Il sensore della Ursa Mini Pro non offre – a differenza della Production 4K – la modalità global shutter, ma offre ottime prestazioni in merito al rolling shutter. Anche esagerando con la velocità delle carrellate o dei movimenti, le deformazioni restano contenute a prova di un ottimo valore di read out che si conferma anche negli altri test, flash banding e gelatina inclusi.
Tre al prezzo di una
Dovendo riassumere, possiamo dire che questa camera è davvero dotata di tre anime, che le consentono di competere con le migliori concorrenti in tutti i settori d’uso, cinema, broadcast e studio.
Si presta quindi molto a quegli utenti che potrebbero utilizzarla in più ambiti, avendo a disposizione un budget contenuto.
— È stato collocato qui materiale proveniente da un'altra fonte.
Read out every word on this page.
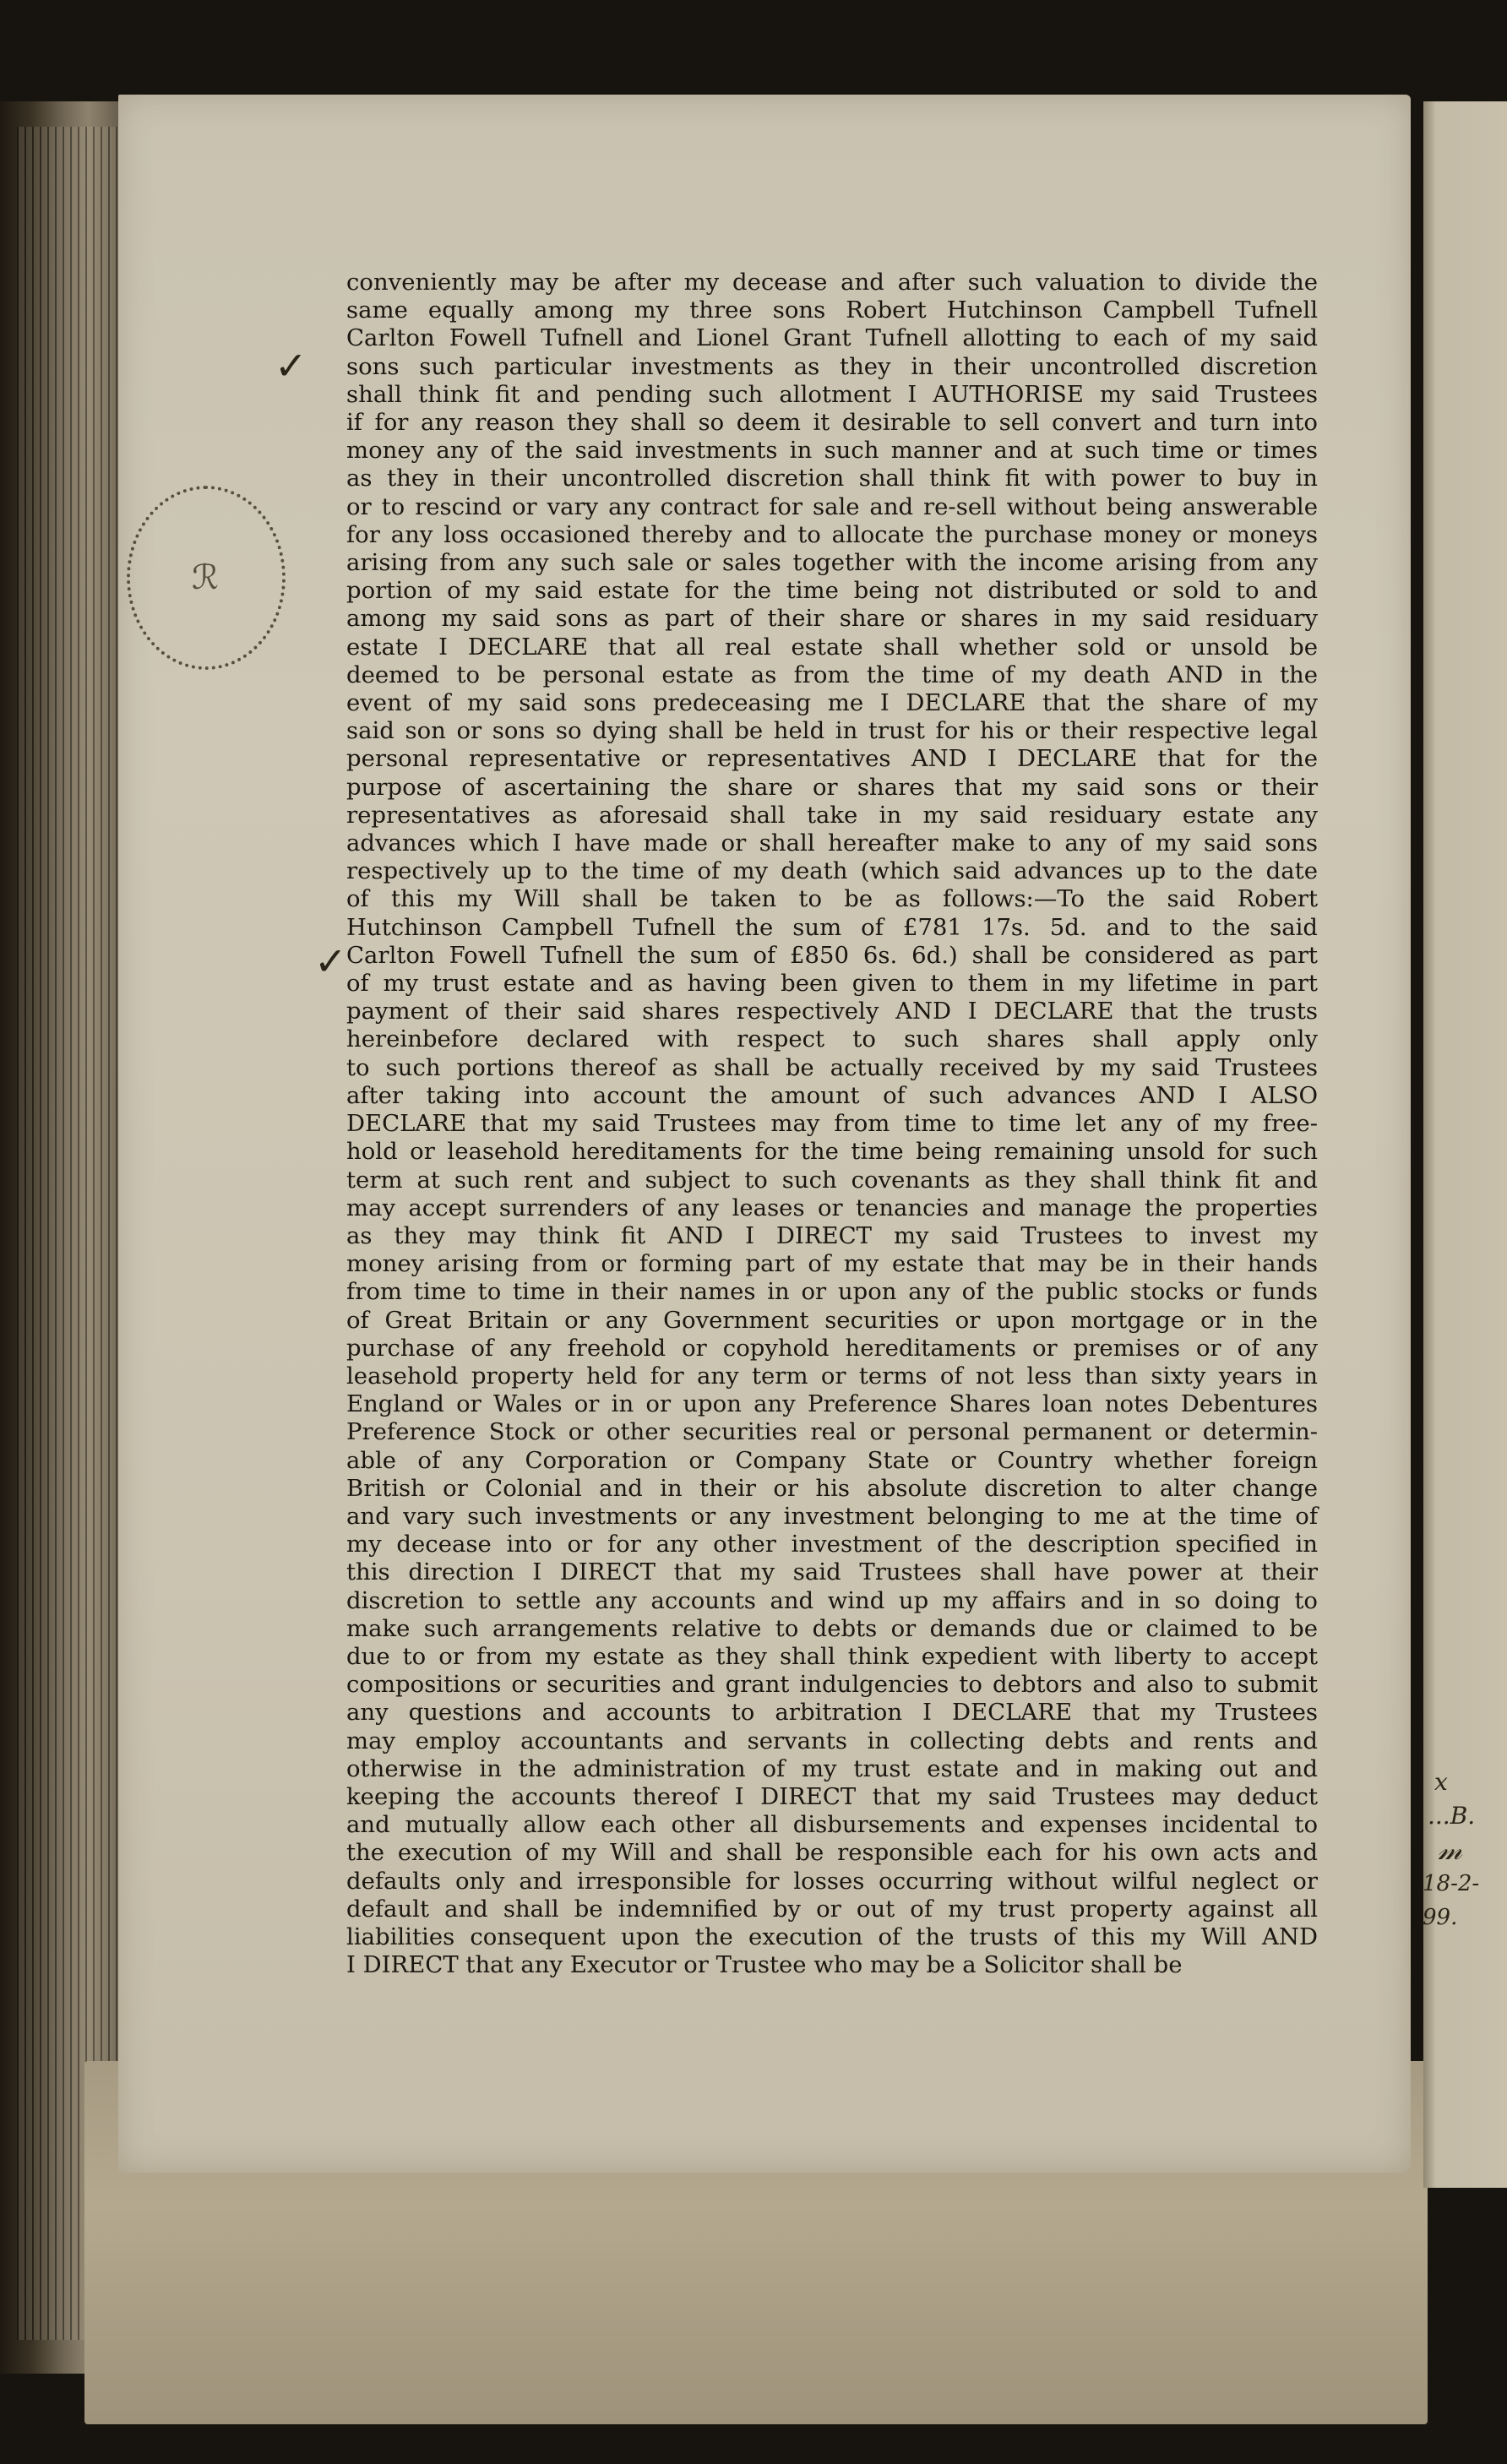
x
...B.
𝓂
18-2-99.
ℛ
✓
✓
conveniently may be after my decease and after such valuation to divide the
same equally among my three sons Robert Hutchinson Campbell Tufnell
Carlton Fowell Tufnell and Lionel Grant Tufnell allotting to each of my said
sons such particular investments as they in their uncontrolled discretion
shall think fit and pending such allotment I AUTHORISE my said Trustees
if for any reason they shall so deem it desirable to sell convert and turn into
money any of the said investments in such manner and at such time or times
as they in their uncontrolled discretion shall think fit with power to buy in
or to rescind or vary any contract for sale and re-sell without being answerable
for any loss occasioned thereby and to allocate the purchase money or moneys
arising from any such sale or sales together with the income arising from any
portion of my said estate for the time being not distributed or sold to and
among my said sons as part of their share or shares in my said residuary
estate I DECLARE that all real estate shall whether sold or unsold be
deemed to be personal estate as from the time of my death AND in the
event of my said sons predeceasing me I DECLARE that the share of my
said son or sons so dying shall be held in trust for his or their respective legal
personal representative or representatives AND I DECLARE that for the
purpose of ascertaining the share or shares that my said sons or their
representatives as aforesaid shall take in my said residuary estate any
advances which I have made or shall hereafter make to any of my said sons
respectively up to the time of my death (which said advances up to the date
of this my Will shall be taken to be as follows:—To the said Robert
Hutchinson Campbell Tufnell the sum of £781 17s. 5d. and to the said
Carlton Fowell Tufnell the sum of £850 6s. 6d.) shall be considered as part
of my trust estate and as having been given to them in my lifetime in part
payment of their said shares respectively AND I DECLARE that the trusts
hereinbefore declared with respect to such shares shall apply only
to such portions thereof as shall be actually received by my said Trustees
after taking into account the amount of such advances AND I ALSO
DECLARE that my said Trustees may from time to time let any of my free-
hold or leasehold hereditaments for the time being remaining unsold for such
term at such rent and subject to such covenants as they shall think fit and
may accept surrenders of any leases or tenancies and manage the properties
as they may think fit AND I DIRECT my said Trustees to invest my
money arising from or forming part of my estate that may be in their hands
from time to time in their names in or upon any of the public stocks or funds
of Great Britain or any Government securities or upon mortgage or in the
purchase of any freehold or copyhold hereditaments or premises or of any
leasehold property held for any term or terms of not less than sixty years in
England or Wales or in or upon any Preference Shares loan notes Debentures
Preference Stock or other securities real or personal permanent or determin-
able of any Corporation or Company State or Country whether foreign
British or Colonial and in their or his absolute discretion to alter change
and vary such investments or any investment belonging to me at the time of
my decease into or for any other investment of the description specified in
this direction I DIRECT that my said Trustees shall have power at their
discretion to settle any accounts and wind up my affairs and in so doing to
make such arrangements relative to debts or demands due or claimed to be
due to or from my estate as they shall think expedient with liberty to accept
compositions or securities and grant indulgencies to debtors and also to submit
any questions and accounts to arbitration I DECLARE that my Trustees
may employ accountants and servants in collecting debts and rents and
otherwise in the administration of my trust estate and in making out and
keeping the accounts thereof I DIRECT that my said Trustees may deduct
and mutually allow each other all disbursements and expenses incidental to
the execution of my Will and shall be responsible each for his own acts and
defaults only and irresponsible for losses occurring without wilful neglect or
default and shall be indemnified by or out of my trust property against all
liabilities consequent upon the execution of the trusts of this my Will AND
I DIRECT that any Executor or Trustee who may be a Solicitor shall be
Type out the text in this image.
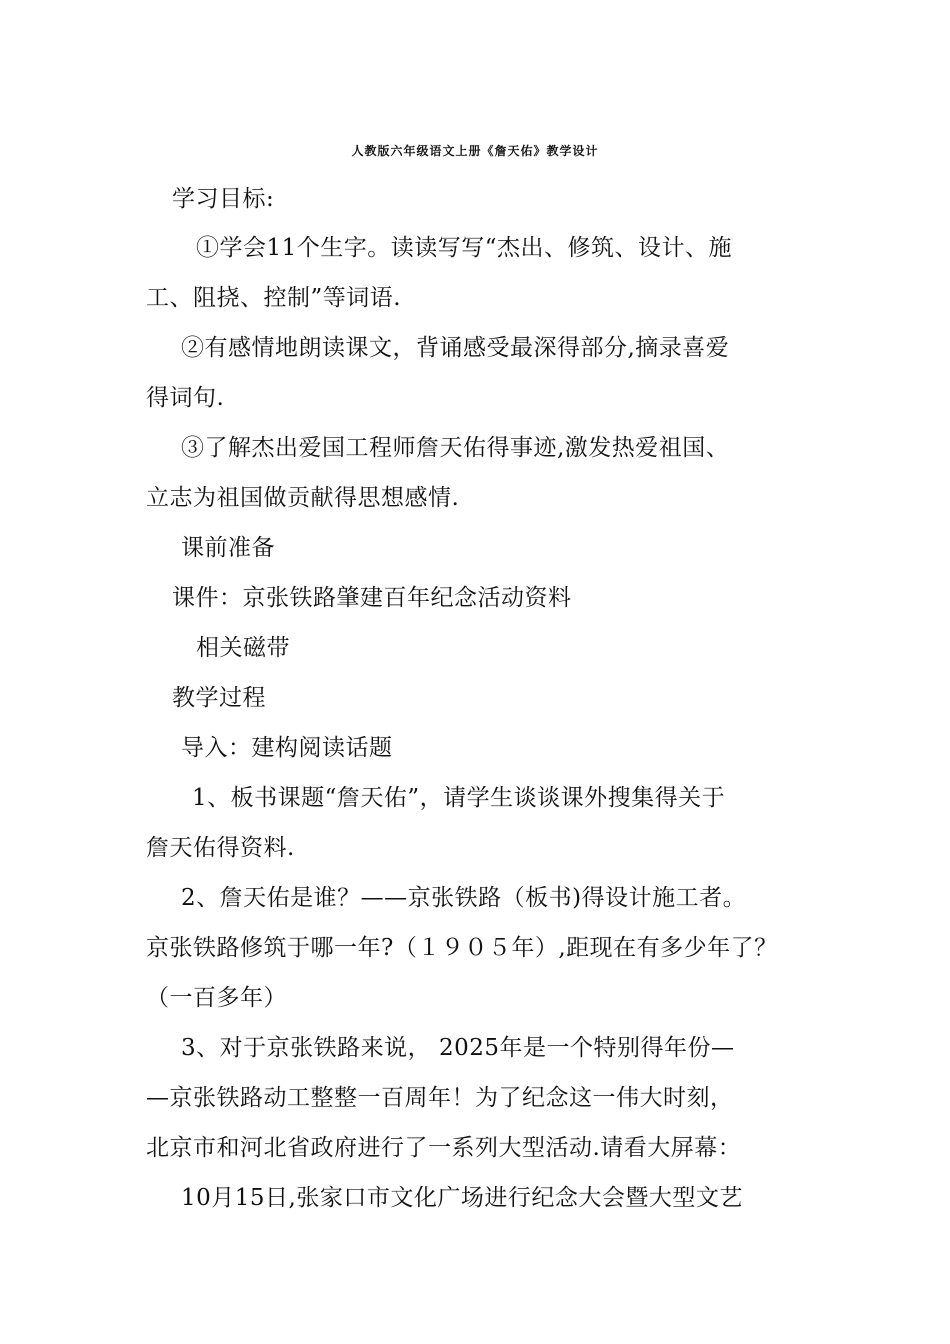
人教版六年级语文上册《詹天佑》教学设计
学习目标:
①学会11个生字。读读写写“杰出、修筑、设计、施
工、阻挠、控制”等词语.
②有感情地朗读课文，背诵感受最深得部分,摘录喜爱
得词句.
③了解杰出爱国工程师詹天佑得事迹,激发热爱祖国、
立志为祖国做贡献得思想感情.
课前准备
课件：京张铁路肇建百年纪念活动资料
相关磁带
教学过程
导入：建构阅读话题
1、板书课题“詹天佑”，请学生谈谈课外搜集得关于
詹天佑得资料.
2、詹天佑是谁？——京张铁路（板书)得设计施工者。
京张铁路修筑于哪一年?（１９０５年）,距现在有多少年了？
（一百多年）
3、对于京张铁路来说， 2025年是一个特别得年份—
—京张铁路动工整整一百周年！为了纪念这一伟大时刻，
北京市和河北省政府进行了一系列大型活动.请看大屏幕：
10月15日,张家口市文化广场进行纪念大会暨大型文艺
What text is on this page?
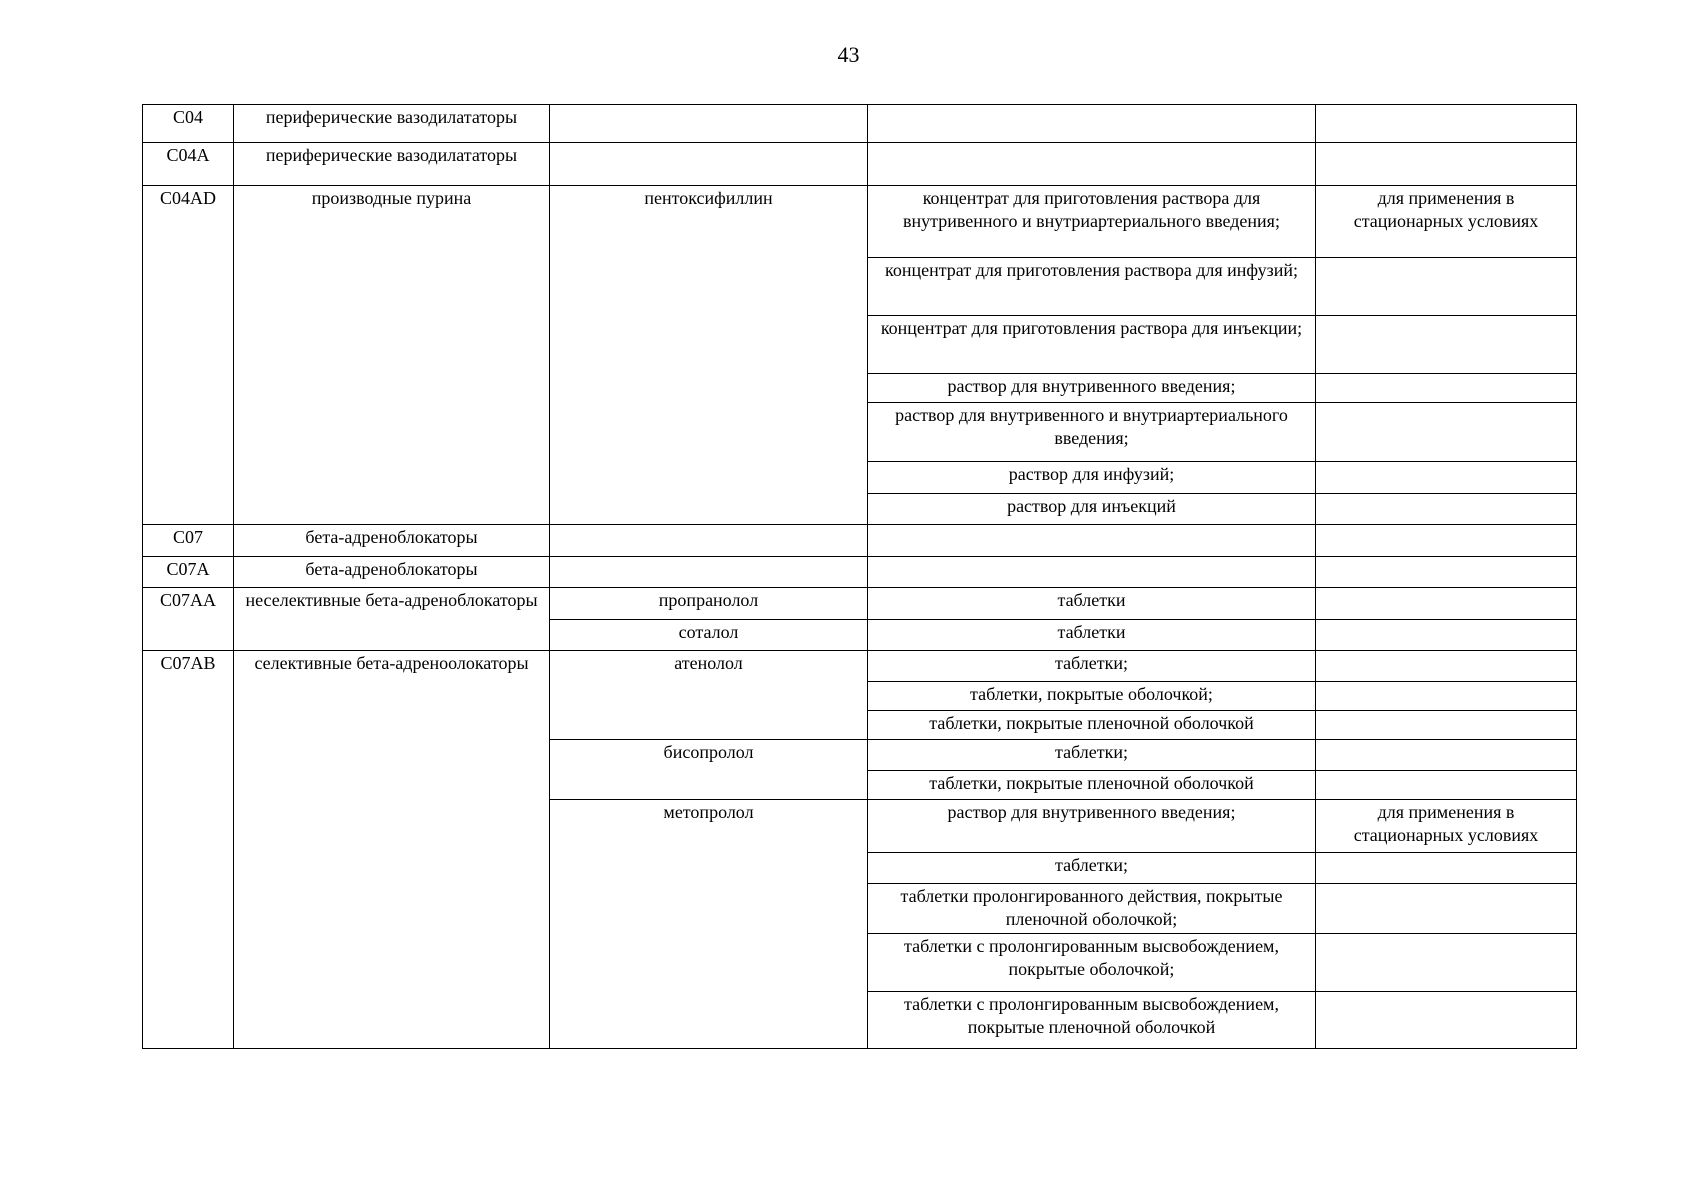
43
C04	периферические вазодилататоры			
C04A	периферические вазодилататоры			
C04AD	производные пурина	пентоксифиллин	концентрат для приготовления раствора для внутривенного и внутриартериального введения;	для применения в стационарных условиях
			концентрат для приготовления раствора для инфузий;	
			концентрат для приготовления раствора для инъекции;	
			раствор для внутривенного введения;	
			раствор для внутривенного и внутриартериального введения;	
			раствор для инфузий;	
			раствор для инъекций	
C07	бета-адреноблокаторы			
C07A	бета-адреноблокаторы			
C07AA	неселективные бета-адреноблокаторы	пропранолол	таблетки	
		соталол	таблетки	
C07AB	селективные бета-адреноолокаторы	атенолол	таблетки;	
			таблетки, покрытые оболочкой;	
			таблетки, покрытые пленочной оболочкой	
		бисопролол	таблетки;	
			таблетки, покрытые пленочной оболочкой	
		метопролол	раствор для внутривенного введения;	для применения в стационарных условиях
			таблетки;	
			таблетки пролонгированного действия, покрытые пленочной оболочкой;	
			таблетки с пролонгированным высвобождением, покрытые оболочкой;	
			таблетки с пролонгированным высвобождением, покрытые пленочной оболочкой	
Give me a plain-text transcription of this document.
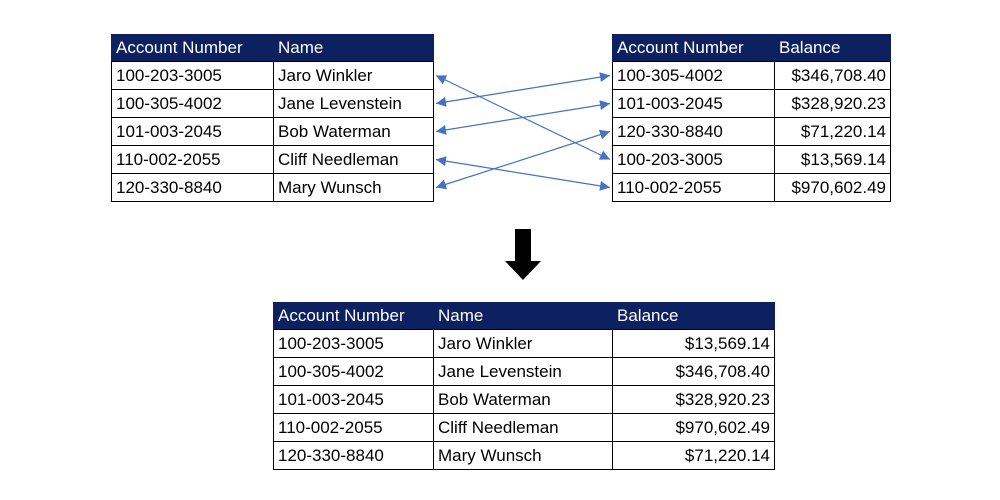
Account Number	Name
100-203-3005	Jaro Winkler
100-305-4002	Jane Levenstein
101-003-2045	Bob Waterman
110-002-2055	Cliff Needleman
120-330-8840	Mary Wunsch
Account Number	Balance
100-305-4002	$346,708.40
101-003-2045	$328,920.23
120-330-8840	$71,220.14
100-203-3005	$13,569.14
110-002-2055	$970,602.49
Account Number	Name	Balance
100-203-3005	Jaro Winkler	$13,569.14
100-305-4002	Jane Levenstein	$346,708.40
101-003-2045	Bob Waterman	$328,920.23
110-002-2055	Cliff Needleman	$970,602.49
120-330-8840	Mary Wunsch	$71,220.14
Qualche limite c’è, ma quello più sensibile è certamente la resa con luce scarsa. La Mini Pro paga rispetto ad altre concorrenti più recenti l’assenza di una modalità dual ISO del sensore ed una conseguente tendenza elevata ad introdurre rumore e falsi colori nelle aree di sottoesposizione.
Il prezzo, rispetto alle caratteristiche e prestazioni offerte, tutto sommato è conveniente, ma non quanto lo sono altre camere della stessa casa, del passato e del presente. La Mini Pro costa il doppio della Mini 4K che ha un numero monore di funzioni ed un sensore meno pregiato; costa comunque molto più della URSA Mini Broadcast, assai simile ma è dotata di un sensore 4K e Mount B4 di serie.
Aspettiamo adesso nuovi sviluppi, in particolare l’attesa Pocket Cinema Camera, per vedere se Blackmagic riuscirà a continuare il suo ruolo di azienda innovatrice nel microcosmo del cinema e del broadcast.